LSU couldn’t teeter on a tightrope forever and keep winning.
But if you can come back from seven runs down in the eighth inning one day (Kennesaw State) and four runs down in the ninth against the nation’s second-best pitching staff the very next (Southern Miss), maybe you start to feel invincible.
And, believe me, the raucous Southern Miss crowd, as loud as it got, never got comfortable until the Golden Eagles starting dog-piling.

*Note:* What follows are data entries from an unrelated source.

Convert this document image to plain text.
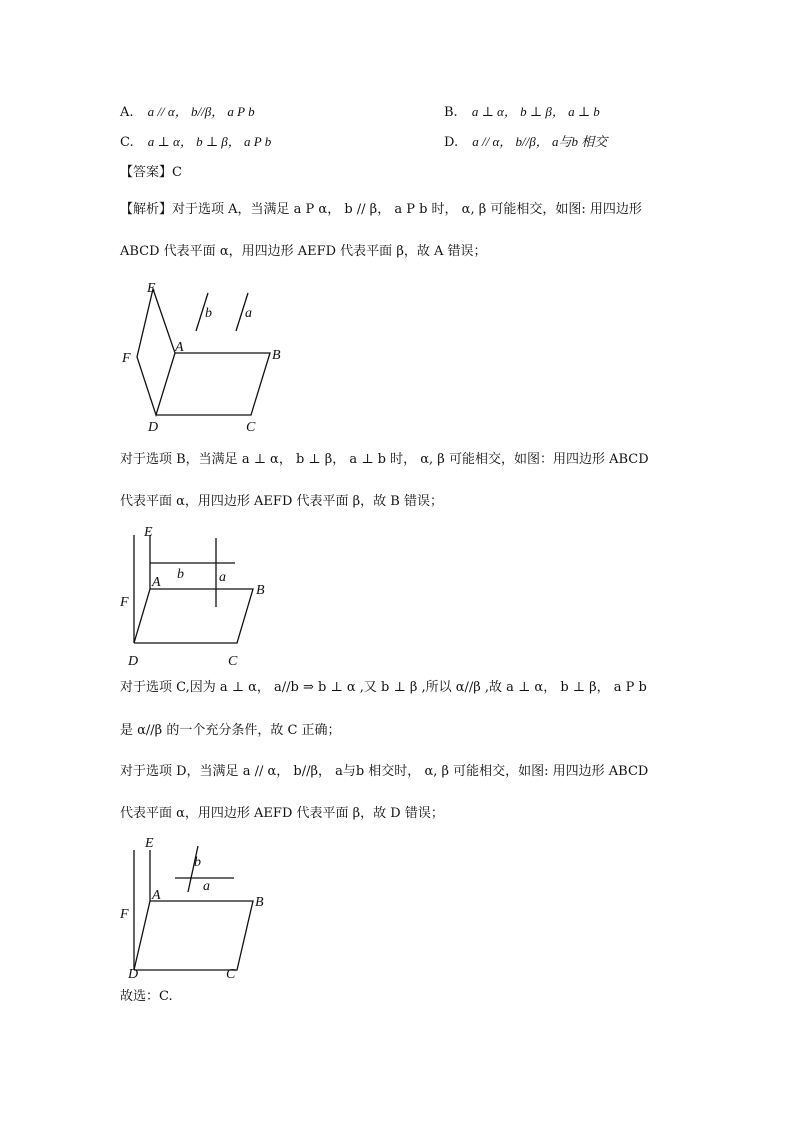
A. a // α， b//β， a P b	B. a ⊥ α， b ⊥ β， a ⊥ b
C. a ⊥ α， b ⊥ β， a P b	D. a // α， b//β， a与b 相交
【答案】C
【解析】对于选项 A，当满足 a P α， b // β， a P b 时， α, β 可能相交，如图: 用四边形
ABCD 代表平面 α，用四边形 AEFD 代表平面 β，故 A 错误；
E
F
A
B
C
D
b a
对于选项 B，当满足 a ⊥ α， b ⊥ β， a ⊥ b 时， α, β 可能相交，如图：用四边形 ABCD
代表平面 α，用四边形 AEFD 代表平面 β，故 B 错误；
E
F
A
B
C
D
b	a
对于选项 C,因为 a ⊥ α， a//b ⇒ b ⊥ α ,又 b ⊥ β ,所以 α//β ,故 a ⊥ α， b ⊥ β， a P b
是 α//β 的一个充分条件，故 C 正确；
对于选项 D，当满足 a // α， b//β， a与b 相交时， α, β 可能相交，如图: 用四边形 ABCD
代表平面 α，用四边形 AEFD 代表平面 β，故 D 错误；
E
F
A	B
C
D
b
a
故选：C.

Those good people had been caught premature celebrating before LSU’s four-run, ninth-inning shocker on Saturday, and had learned their lesson by Monday.
You could almost see and feel the pins and needles the Golden Eagles’ fans were sitting on as the Tigers went quietly in the ninth inning of Monday’s finale.
Those fans weren’t assuming anything by then, even in a game LSU had already gift-wrapped for them.
LSU’s players, too, seemed as shocked as Johnson that they didn’t win Monday’s game.
“There was never a thought in my mind that we were going to lose that game,” said LSU’s best player, Dylan Crews. “I’m at a loss for words right now.”
Good for them, too.
There will no doubt be a day when Johnson’s confidence is warranted even without the implied threat of Houdini escape acts.
Quick reaction to the season just ended: LSU was talented team, but one with a whole lot a flaws and almost as many holes in the roster.